Federated Submodel Averaging

An implementation of federated submodel averaging (FedSubAvg).

Data Process

Amazon-Electronic Dataset

data/: rating_only.csv is the raw user ratings for all items (rating=5 is considered as click, rating<5 is considered as non-click), preprocess.py process the data into the requierd format (user, item, click history, click, time), and data_partition.py split the data into a training set and a test set.

user_data/: user_data.py partition the training set based on the user ids, users/ stores the partitioned data.

Alibaba Dataset

taobao_data_process/: process raw Taobao log for centralized learning and split training set by user for federated learning.

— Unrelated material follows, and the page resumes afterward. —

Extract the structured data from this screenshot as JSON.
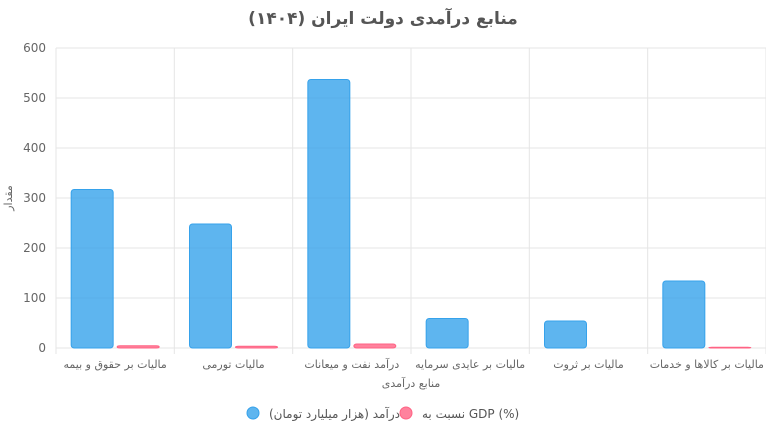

Notes: The full industrial alibaba dataset cannot be released due to the restriction of Alibaba. We show the training set of a sample user in taobao_data_process/user_data_sample.

Train and Evaluate

Run the following command for training and evaluating:

bash run_multiprocess.sh

The key implementation of FedSubAvg is in multiprocess_ps_functions.py.

Environments

Linux 4.4.0

Python 3.6.0

Numpy 1.16.0

TensorFlow 1.14.0

FlatBuffers 1.11

Matplotlib 3.0.0

Acknowledgement

We would like to sincerely thank Chaoyue Niu, Renjie Gu, and the edge-AI group in Taobao for their contributions to the project.